Maybe it's just that this cannot be how they get him. Maybe if Saul Goodman is going to get got, it's going to be on his terms.

And maybe it's all of the above, and Saul himself doesn't even know. But here's what happens: He tells the truth. "Walter White couldn't have done it without me," he says, and if the pride in his voice is a performance, it's a damn good one. By the time he's finished describing how he built Walt's criminal empire, his plea agreement is toast, but Kim's safety is secure — and he's going by "Jimmy McGill" again.

Of course, that only lasts as long as it takes for a fellow convict to recognize him on the bus to prison and start up a "Better Call Saul" slow clap. Saul tries to demur. He tries to tell them his name is McGill. He tries not to smile.

But look, the man is who he is.

And that's the thing: there's making different choices, and then there's being a different person. Better Call Saul has always dwelled in the irresolvable tension between the two, in the way that Jimmy McGill's genuine sweetness and Saul Goodman's venal self-interest were two parts of the same whole. But as much as this final episode centers on the question of regret, the usefulness of that question is undermined by the way that this story has always been permeated by inevitability. In the world of Better Call Saul, what is going to happen has also already happened. It could never be any other way. And while we're talking about that, here's something else about The Time Machine: Wells's time traveler never perseverated on the past. When he got in his machine, the only place he ever went was the future — and before he returned to his own time, he went so far forward that he witnessed the end of the world.

Here's how it ends for Saul Goodman: from working the dough machine at a Cinnabon in Omaha, Nebraska, to working the dough machine at a prison kitchen in Albuquerque, New Mexico. He's interrupted by a guard — his lawyer is here — and we know, even before he does, that it'll be her. Her hair is curled again, but still dark, still different, because Kim can't travel back in time any more than he can; this is how it looks for her to move on. When she offers him a cigarette, when she leans against the wall as they share it, we see a familiar pattern over her shoulder: the bars of the prison window are casting a shadow on the wall.

"You got them down to seven," she says, with matter-of-fact admiration. That was before his little stunt at the sentencing hearing: now he's serving 86 years.

Saul shrugs. "But with good behavior, who knows," he says, as if they both don't know. They finish the cigarette, in that room where the barred window is nothing but a shadow above them.

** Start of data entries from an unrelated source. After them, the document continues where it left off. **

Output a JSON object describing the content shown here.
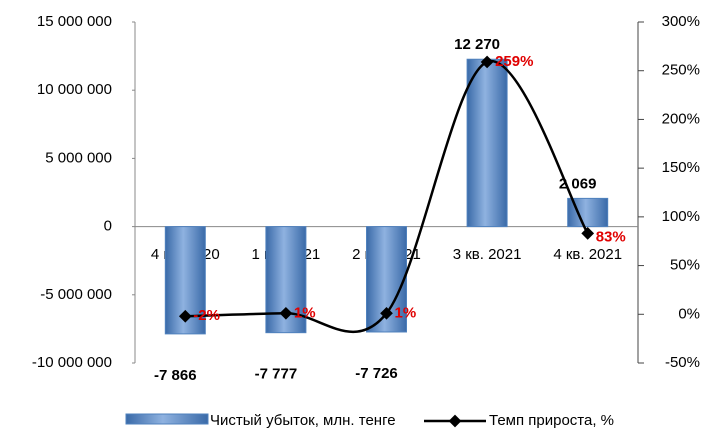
{
  "chart_data": {
    "type": "bar-line",
    "categories": [
      "4 кв. 2020",
      "1 кв. 2021",
      "2 кв. 2021",
      "3 кв. 2021",
      "4 кв. 2021"
    ],
    "series": [
      {
        "name": "Чистый убыток, млн. тенге",
        "type": "bar",
        "color": "#4f81bd",
        "values": [
          -7866000,
          -7777000,
          -7726000,
          12270000,
          2069000
        ],
        "value_labels": [
          "-7 866",
          "-7 777",
          "-7 726",
          "12 270",
          "2 069"
        ]
      },
      {
        "name": "Темп прироста, %",
        "type": "line",
        "axis": "y2",
        "color": "#000000",
        "values": [
          -2,
          1,
          1,
          259,
          83
        ],
        "value_labels": [
          "-2%",
          "1%",
          "1%",
          "259%",
          "83%"
        ]
      }
    ],
    "ylim": [
      -10000000,
      15000000
    ],
    "yticks": [
      {
        "value": -10000000,
        "label": "-10 000 000"
      },
      {
        "value": -5000000,
        "label": "-5 000 000"
      },
      0,
      {
        "value": 5000000,
        "label": "5 000 000"
      },
      {
        "value": 10000000,
        "label": "10 000 000"
      },
      {
        "value": 15000000,
        "label": "15 000 000"
      }
    ],
    "y2lim": [
      -50,
      300
    ],
    "y2ticks": [
      {
        "value": -50,
        "label": "-50%"
      },
      {
        "value": 0,
        "label": "0%"
      },
      {
        "value": 50,
        "label": "50%"
      },
      {
        "value": 100,
        "label": "100%"
      },
      {
        "value": 150,
        "label": "150%"
      },
      {
        "value": 200,
        "label": "200%"
      },
      {
        "value": 250,
        "label": "250%"
      },
      {
        "value": 300,
        "label": "300%"
      }
    ],
    "legend": "bottom",
    "grid": false
  }
}
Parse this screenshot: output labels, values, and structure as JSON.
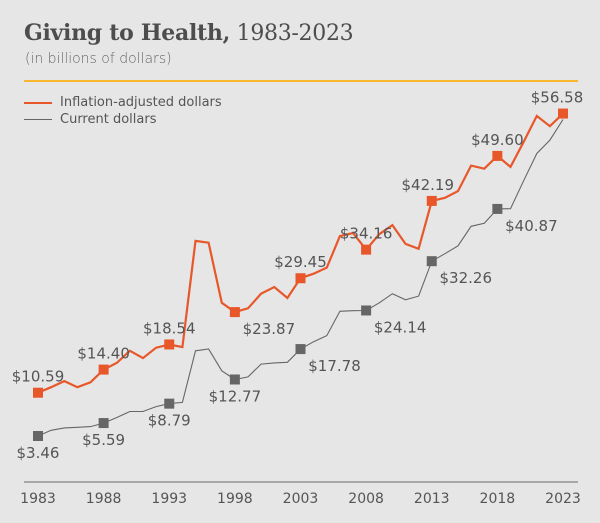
{
  "chart_data": {
    "type": "line",
    "title_bold": "Giving to Health,",
    "title_rest": " 1983-2023",
    "subtitle": "(in billions of dollars)",
    "xlabel": "",
    "ylabel": "",
    "xlim": [
      1983,
      2023
    ],
    "ylim": [
      0,
      60
    ],
    "grid": false,
    "legend_position": "top-left",
    "x_ticks": [
      "1983",
      "1988",
      "1993",
      "1998",
      "2003",
      "2008",
      "2013",
      "2018",
      "2023"
    ],
    "x": [
      1983,
      1984,
      1985,
      1986,
      1987,
      1988,
      1989,
      1990,
      1991,
      1992,
      1993,
      1994,
      1995,
      1996,
      1997,
      1998,
      1999,
      2000,
      2001,
      2002,
      2003,
      2004,
      2005,
      2006,
      2007,
      2008,
      2009,
      2010,
      2011,
      2012,
      2013,
      2014,
      2015,
      2016,
      2017,
      2018,
      2019,
      2020,
      2021,
      2022,
      2023
    ],
    "series": [
      {
        "name": "Inflation-adjusted dollars",
        "color": "#e8572a",
        "values": [
          10.59,
          11.5,
          12.5,
          11.5,
          12.3,
          14.4,
          15.5,
          17.5,
          16.3,
          18.0,
          18.54,
          18.1,
          35.6,
          35.3,
          25.4,
          23.87,
          24.5,
          26.9,
          28.0,
          26.2,
          29.45,
          30.2,
          31.2,
          36.4,
          36.9,
          34.16,
          36.7,
          38.2,
          35.1,
          34.3,
          42.19,
          42.7,
          43.8,
          48.0,
          47.5,
          49.6,
          47.8,
          51.9,
          56.2,
          54.5,
          56.58
        ],
        "markers": [
          {
            "year": 1983,
            "value": 10.59,
            "label": "$10.59",
            "pos": "above"
          },
          {
            "year": 1988,
            "value": 14.4,
            "label": "$14.40",
            "pos": "above"
          },
          {
            "year": 1993,
            "value": 18.54,
            "label": "$18.54",
            "pos": "above"
          },
          {
            "year": 1998,
            "value": 23.87,
            "label": "$23.87",
            "pos": "below"
          },
          {
            "year": 2003,
            "value": 29.45,
            "label": "$29.45",
            "pos": "above"
          },
          {
            "year": 2008,
            "value": 34.16,
            "label": "$34.16",
            "pos": "above"
          },
          {
            "year": 2013,
            "value": 42.19,
            "label": "$42.19",
            "pos": "above"
          },
          {
            "year": 2018,
            "value": 49.6,
            "label": "$49.60",
            "pos": "above"
          },
          {
            "year": 2023,
            "value": 56.58,
            "label": "$56.58",
            "pos": "above"
          }
        ]
      },
      {
        "name": "Current dollars",
        "color": "#666666",
        "values": [
          3.46,
          4.4,
          4.8,
          4.9,
          5.0,
          5.59,
          6.5,
          7.5,
          7.5,
          8.3,
          8.79,
          9.0,
          17.5,
          17.8,
          14.2,
          12.77,
          13.2,
          15.3,
          15.5,
          15.6,
          17.78,
          19.0,
          20.0,
          24.0,
          24.1,
          24.14,
          25.4,
          26.9,
          25.9,
          26.5,
          32.26,
          33.5,
          34.8,
          38.0,
          38.5,
          40.87,
          40.9,
          45.5,
          50.0,
          52.2,
          55.6
        ],
        "markers": [
          {
            "year": 1983,
            "value": 3.46,
            "label": "$3.46",
            "pos": "below"
          },
          {
            "year": 1988,
            "value": 5.59,
            "label": "$5.59",
            "pos": "below"
          },
          {
            "year": 1993,
            "value": 8.79,
            "label": "$8.79",
            "pos": "below"
          },
          {
            "year": 1998,
            "value": 12.77,
            "label": "$12.77",
            "pos": "below"
          },
          {
            "year": 2003,
            "value": 17.78,
            "label": "$17.78",
            "pos": "below"
          },
          {
            "year": 2008,
            "value": 24.14,
            "label": "$24.14",
            "pos": "below"
          },
          {
            "year": 2013,
            "value": 32.26,
            "label": "$32.26",
            "pos": "below"
          },
          {
            "year": 2018,
            "value": 40.87,
            "label": "$40.87",
            "pos": "below"
          }
        ]
      }
    ]
  }
}
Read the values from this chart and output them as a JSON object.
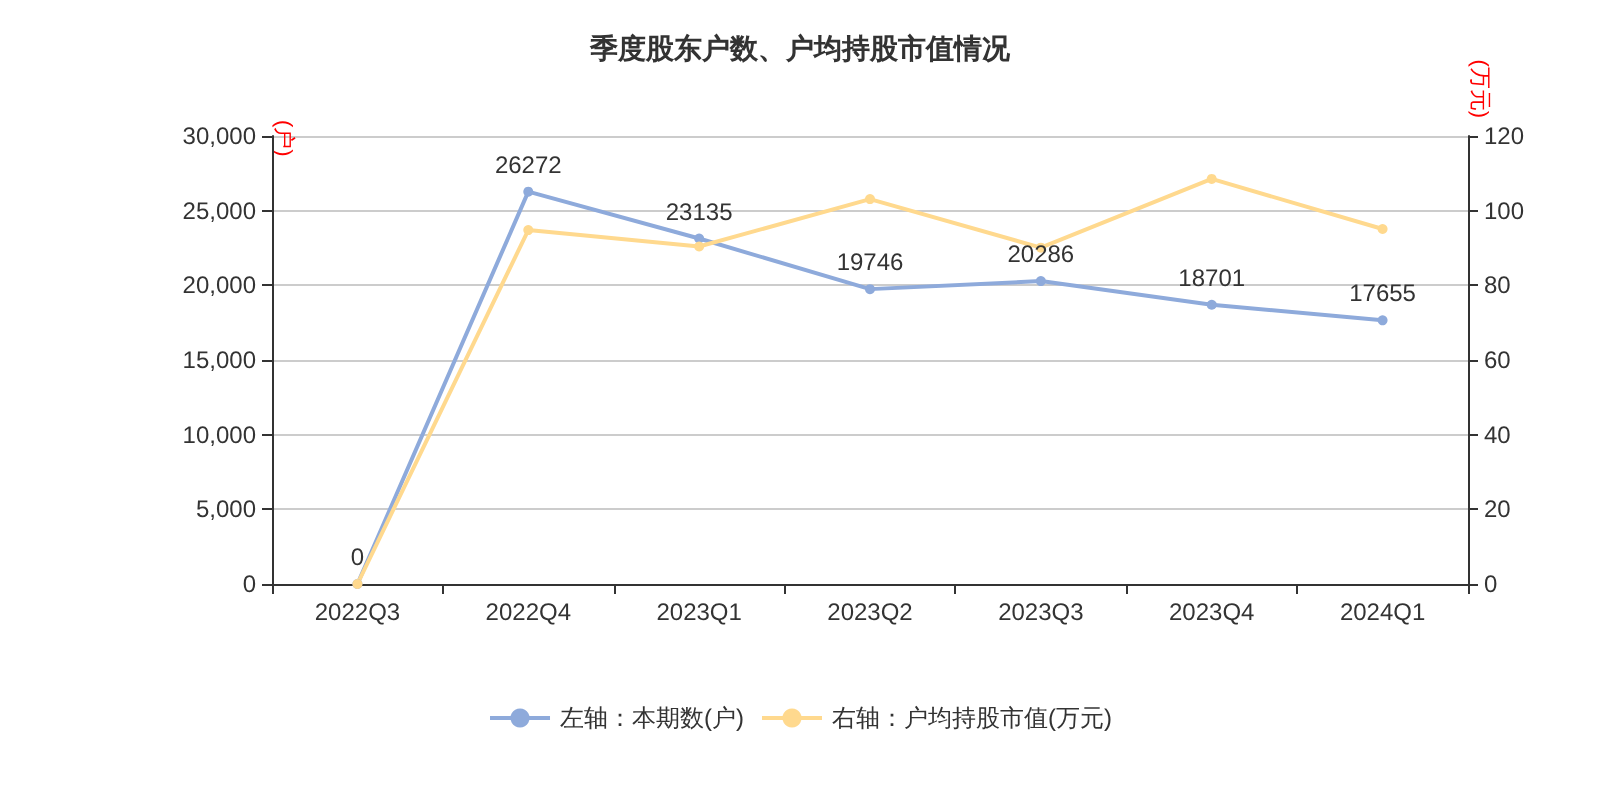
{
  "chart_data": {
    "type": "line",
    "title": "季度股东户数、户均持股市值情况",
    "ylabel": "(户)",
    "y2label": "(万元)",
    "categories": [
      "2022Q3",
      "2022Q4",
      "2023Q1",
      "2023Q2",
      "2023Q3",
      "2023Q4",
      "2024Q1"
    ],
    "series": [
      {
        "name": "左轴：本期数(户)",
        "color": "#8eaadb",
        "values": [
          0,
          26272,
          23135,
          19746,
          20286,
          18701,
          17655
        ],
        "data_labels": true
      },
      {
        "name": "右轴：户均持股市值(万元)",
        "color": "#ffd98e",
        "axis": "y2",
        "values": [
          0,
          94.8,
          90.4,
          103.1,
          90.1,
          108.5,
          95.1
        ]
      }
    ],
    "ylim": [
      0,
      30000
    ],
    "yticks": [
      0,
      {
        "value": 5000,
        "label": "5,000"
      },
      {
        "value": 10000,
        "label": "10,000"
      },
      {
        "value": 15000,
        "label": "15,000"
      },
      {
        "value": 20000,
        "label": "20,000"
      },
      {
        "value": 25000,
        "label": "25,000"
      },
      {
        "value": 30000,
        "label": "30,000"
      }
    ],
    "y2lim": [
      0,
      120
    ],
    "y2ticks": [
      0,
      20,
      40,
      60,
      80,
      100,
      120
    ],
    "grid": "y",
    "legend": "bottom",
    "marker": "circle",
    "line_style": "solid"
  }
}
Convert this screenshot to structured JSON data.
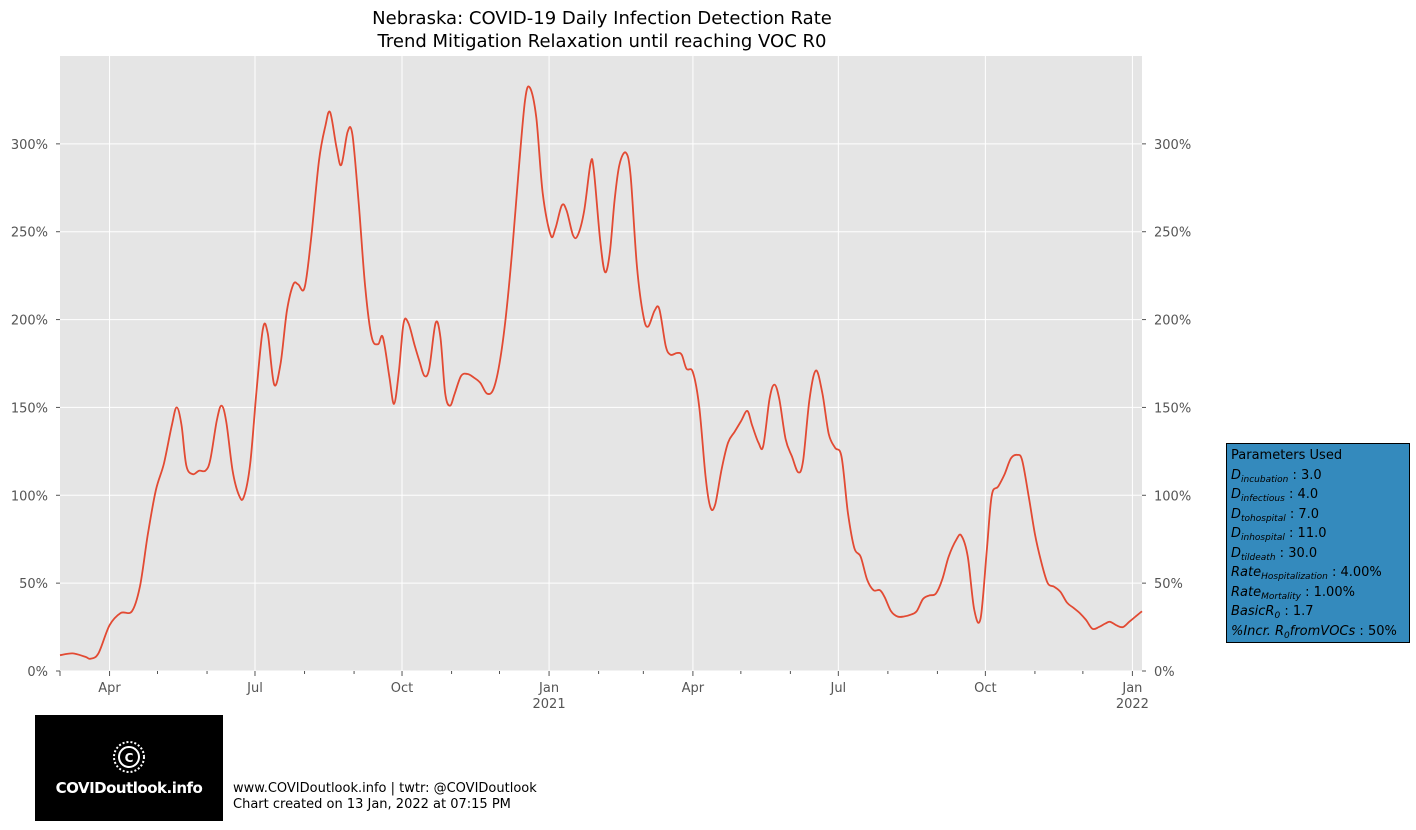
{
  "chart_data": {
    "type": "line",
    "title": "Nebraska: COVID-19 Daily Infection Detection Rate",
    "subtitle": "Trend Mitigation Relaxation until reaching VOC R0",
    "ylim": [
      0,
      3.5
    ],
    "y_ticks": [
      {
        "value": 0,
        "label": "0%"
      },
      {
        "value": 0.5,
        "label": "50%"
      },
      {
        "value": 1.0,
        "label": "100%"
      },
      {
        "value": 1.5,
        "label": "150%"
      },
      {
        "value": 2.0,
        "label": "200%"
      },
      {
        "value": 2.5,
        "label": "250%"
      },
      {
        "value": 3.0,
        "label": "300%"
      }
    ],
    "xlim": [
      "2020-03-01",
      "2022-01-07"
    ],
    "x_major_ticks": [
      {
        "date": "2020-04-01",
        "label": "Apr",
        "year": ""
      },
      {
        "date": "2020-07-01",
        "label": "Jul",
        "year": ""
      },
      {
        "date": "2020-10-01",
        "label": "Oct",
        "year": ""
      },
      {
        "date": "2021-01-01",
        "label": "Jan",
        "year": "2021"
      },
      {
        "date": "2021-04-01",
        "label": "Apr",
        "year": ""
      },
      {
        "date": "2021-07-01",
        "label": "Jul",
        "year": ""
      },
      {
        "date": "2021-10-01",
        "label": "Oct",
        "year": ""
      },
      {
        "date": "2022-01-01",
        "label": "Jan",
        "year": "2022"
      }
    ],
    "x_minor_ticks": [
      "2020-05-01",
      "2020-06-01",
      "2020-08-01",
      "2020-09-01",
      "2020-11-01",
      "2020-12-01",
      "2021-02-01",
      "2021-03-01",
      "2021-05-01",
      "2021-06-01",
      "2021-08-01",
      "2021-09-01",
      "2021-11-01",
      "2021-12-01"
    ],
    "grid": true,
    "series": [
      {
        "color": "#e24a33",
        "points": [
          [
            "2020-03-01",
            0.09
          ],
          [
            "2020-03-09",
            0.1
          ],
          [
            "2020-03-17",
            0.08
          ],
          [
            "2020-03-20",
            0.07
          ],
          [
            "2020-03-25",
            0.1
          ],
          [
            "2020-04-01",
            0.26
          ],
          [
            "2020-04-08",
            0.33
          ],
          [
            "2020-04-15",
            0.34
          ],
          [
            "2020-04-20",
            0.48
          ],
          [
            "2020-04-25",
            0.78
          ],
          [
            "2020-04-30",
            1.03
          ],
          [
            "2020-05-05",
            1.18
          ],
          [
            "2020-05-10",
            1.4
          ],
          [
            "2020-05-13",
            1.5
          ],
          [
            "2020-05-16",
            1.4
          ],
          [
            "2020-05-19",
            1.17
          ],
          [
            "2020-05-23",
            1.12
          ],
          [
            "2020-05-27",
            1.14
          ],
          [
            "2020-05-31",
            1.14
          ],
          [
            "2020-06-03",
            1.2
          ],
          [
            "2020-06-07",
            1.42
          ],
          [
            "2020-06-10",
            1.51
          ],
          [
            "2020-06-13",
            1.42
          ],
          [
            "2020-06-17",
            1.14
          ],
          [
            "2020-06-21",
            1.0
          ],
          [
            "2020-06-24",
            0.99
          ],
          [
            "2020-06-28",
            1.18
          ],
          [
            "2020-07-02",
            1.6
          ],
          [
            "2020-07-06",
            1.95
          ],
          [
            "2020-07-09",
            1.92
          ],
          [
            "2020-07-13",
            1.63
          ],
          [
            "2020-07-17",
            1.75
          ],
          [
            "2020-07-21",
            2.05
          ],
          [
            "2020-07-25",
            2.2
          ],
          [
            "2020-07-28",
            2.2
          ],
          [
            "2020-08-01",
            2.18
          ],
          [
            "2020-08-05",
            2.45
          ],
          [
            "2020-08-10",
            2.9
          ],
          [
            "2020-08-14",
            3.1
          ],
          [
            "2020-08-17",
            3.18
          ],
          [
            "2020-08-21",
            2.98
          ],
          [
            "2020-08-24",
            2.88
          ],
          [
            "2020-08-28",
            3.07
          ],
          [
            "2020-08-31",
            3.05
          ],
          [
            "2020-09-04",
            2.65
          ],
          [
            "2020-09-08",
            2.18
          ],
          [
            "2020-09-12",
            1.9
          ],
          [
            "2020-09-16",
            1.86
          ],
          [
            "2020-09-19",
            1.9
          ],
          [
            "2020-09-23",
            1.68
          ],
          [
            "2020-09-26",
            1.52
          ],
          [
            "2020-09-29",
            1.7
          ],
          [
            "2020-10-02",
            1.98
          ],
          [
            "2020-10-05",
            1.98
          ],
          [
            "2020-10-09",
            1.85
          ],
          [
            "2020-10-12",
            1.76
          ],
          [
            "2020-10-15",
            1.68
          ],
          [
            "2020-10-18",
            1.72
          ],
          [
            "2020-10-22",
            1.98
          ],
          [
            "2020-10-25",
            1.9
          ],
          [
            "2020-10-28",
            1.58
          ],
          [
            "2020-10-31",
            1.51
          ],
          [
            "2020-11-03",
            1.58
          ],
          [
            "2020-11-07",
            1.68
          ],
          [
            "2020-11-11",
            1.69
          ],
          [
            "2020-11-15",
            1.67
          ],
          [
            "2020-11-19",
            1.64
          ],
          [
            "2020-11-23",
            1.58
          ],
          [
            "2020-11-27",
            1.6
          ],
          [
            "2020-12-01",
            1.75
          ],
          [
            "2020-12-05",
            2.02
          ],
          [
            "2020-12-09",
            2.4
          ],
          [
            "2020-12-13",
            2.85
          ],
          [
            "2020-12-17",
            3.25
          ],
          [
            "2020-12-20",
            3.32
          ],
          [
            "2020-12-24",
            3.15
          ],
          [
            "2020-12-28",
            2.72
          ],
          [
            "2021-01-02",
            2.48
          ],
          [
            "2021-01-05",
            2.52
          ],
          [
            "2021-01-09",
            2.65
          ],
          [
            "2021-01-12",
            2.62
          ],
          [
            "2021-01-16",
            2.48
          ],
          [
            "2021-01-19",
            2.48
          ],
          [
            "2021-01-23",
            2.62
          ],
          [
            "2021-01-27",
            2.89
          ],
          [
            "2021-01-29",
            2.85
          ],
          [
            "2021-02-02",
            2.45
          ],
          [
            "2021-02-05",
            2.27
          ],
          [
            "2021-02-08",
            2.38
          ],
          [
            "2021-02-11",
            2.68
          ],
          [
            "2021-02-14",
            2.88
          ],
          [
            "2021-02-18",
            2.95
          ],
          [
            "2021-02-21",
            2.82
          ],
          [
            "2021-02-25",
            2.3
          ],
          [
            "2021-03-01",
            2.02
          ],
          [
            "2021-03-04",
            1.96
          ],
          [
            "2021-03-08",
            2.05
          ],
          [
            "2021-03-11",
            2.06
          ],
          [
            "2021-03-15",
            1.85
          ],
          [
            "2021-03-18",
            1.8
          ],
          [
            "2021-03-22",
            1.81
          ],
          [
            "2021-03-25",
            1.8
          ],
          [
            "2021-03-28",
            1.72
          ],
          [
            "2021-04-01",
            1.7
          ],
          [
            "2021-04-05",
            1.5
          ],
          [
            "2021-04-09",
            1.1
          ],
          [
            "2021-04-12",
            0.93
          ],
          [
            "2021-04-15",
            0.95
          ],
          [
            "2021-04-19",
            1.15
          ],
          [
            "2021-04-23",
            1.3
          ],
          [
            "2021-04-27",
            1.36
          ],
          [
            "2021-05-01",
            1.42
          ],
          [
            "2021-05-05",
            1.48
          ],
          [
            "2021-05-08",
            1.4
          ],
          [
            "2021-05-12",
            1.3
          ],
          [
            "2021-05-15",
            1.28
          ],
          [
            "2021-05-19",
            1.55
          ],
          [
            "2021-05-22",
            1.63
          ],
          [
            "2021-05-25",
            1.55
          ],
          [
            "2021-05-29",
            1.32
          ],
          [
            "2021-06-02",
            1.22
          ],
          [
            "2021-06-06",
            1.13
          ],
          [
            "2021-06-09",
            1.2
          ],
          [
            "2021-06-13",
            1.55
          ],
          [
            "2021-06-17",
            1.71
          ],
          [
            "2021-06-21",
            1.58
          ],
          [
            "2021-06-25",
            1.35
          ],
          [
            "2021-06-29",
            1.27
          ],
          [
            "2021-07-03",
            1.22
          ],
          [
            "2021-07-07",
            0.9
          ],
          [
            "2021-07-11",
            0.7
          ],
          [
            "2021-07-15",
            0.65
          ],
          [
            "2021-07-19",
            0.52
          ],
          [
            "2021-07-23",
            0.46
          ],
          [
            "2021-07-27",
            0.46
          ],
          [
            "2021-07-30",
            0.42
          ],
          [
            "2021-08-03",
            0.34
          ],
          [
            "2021-08-07",
            0.31
          ],
          [
            "2021-08-11",
            0.31
          ],
          [
            "2021-08-15",
            0.32
          ],
          [
            "2021-08-19",
            0.34
          ],
          [
            "2021-08-23",
            0.41
          ],
          [
            "2021-08-27",
            0.43
          ],
          [
            "2021-08-31",
            0.44
          ],
          [
            "2021-09-04",
            0.52
          ],
          [
            "2021-09-08",
            0.65
          ],
          [
            "2021-09-13",
            0.75
          ],
          [
            "2021-09-16",
            0.77
          ],
          [
            "2021-09-20",
            0.65
          ],
          [
            "2021-09-24",
            0.35
          ],
          [
            "2021-09-28",
            0.3
          ],
          [
            "2021-10-02",
            0.7
          ],
          [
            "2021-10-05",
            1.0
          ],
          [
            "2021-10-09",
            1.05
          ],
          [
            "2021-10-13",
            1.12
          ],
          [
            "2021-10-17",
            1.21
          ],
          [
            "2021-10-21",
            1.23
          ],
          [
            "2021-10-24",
            1.2
          ],
          [
            "2021-10-28",
            1.0
          ],
          [
            "2021-11-01",
            0.78
          ],
          [
            "2021-11-05",
            0.62
          ],
          [
            "2021-11-09",
            0.5
          ],
          [
            "2021-11-13",
            0.48
          ],
          [
            "2021-11-17",
            0.45
          ],
          [
            "2021-11-21",
            0.39
          ],
          [
            "2021-11-25",
            0.36
          ],
          [
            "2021-11-29",
            0.33
          ],
          [
            "2021-12-03",
            0.29
          ],
          [
            "2021-12-07",
            0.24
          ],
          [
            "2021-12-11",
            0.25
          ],
          [
            "2021-12-15",
            0.27
          ],
          [
            "2021-12-18",
            0.28
          ],
          [
            "2021-12-22",
            0.26
          ],
          [
            "2021-12-26",
            0.25
          ],
          [
            "2021-12-30",
            0.28
          ],
          [
            "2022-01-03",
            0.31
          ],
          [
            "2022-01-07",
            0.34
          ]
        ]
      }
    ]
  },
  "parameters": {
    "heading": "Parameters Used",
    "rows": [
      {
        "name": "D",
        "sub": "incubation",
        "value": "3.0"
      },
      {
        "name": "D",
        "sub": "infectious",
        "value": "4.0"
      },
      {
        "name": "D",
        "sub": "tohospital",
        "value": "7.0"
      },
      {
        "name": "D",
        "sub": "inhospital",
        "value": "11.0"
      },
      {
        "name": "D",
        "sub": "tildeath",
        "value": "30.0"
      },
      {
        "name": "Rate",
        "sub": "Hospitalization",
        "value": "4.00%"
      },
      {
        "name": "Rate",
        "sub": "Mortality",
        "value": "1.00%"
      },
      {
        "name": "BasicR",
        "sub": "0",
        "value": "1.7"
      },
      {
        "name": "%Incr. R",
        "sub": "0",
        "name2": "fromVOCs",
        "value": "50%"
      }
    ]
  },
  "logo": {
    "text": "COVIDoutlook.info"
  },
  "footer": {
    "line1": "www.COVIDoutlook.info | twtr: @COVIDoutlook",
    "line2": "Chart created on 13 Jan, 2022 at 07:15 PM"
  }
}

But when Kim leaves, he's there again. Standing in the yard, separated from her by barbed wire and chain link and a great empty culvert between them. He lifts his hands, thumb and forefinger cocked, the way they used to. He mimes shooting, and blowing smoke from the pistol barrel. Kim watches Saul for as long as she can, and we watch with her. But then she passes beyond the prison wall, and we don't see him anymore.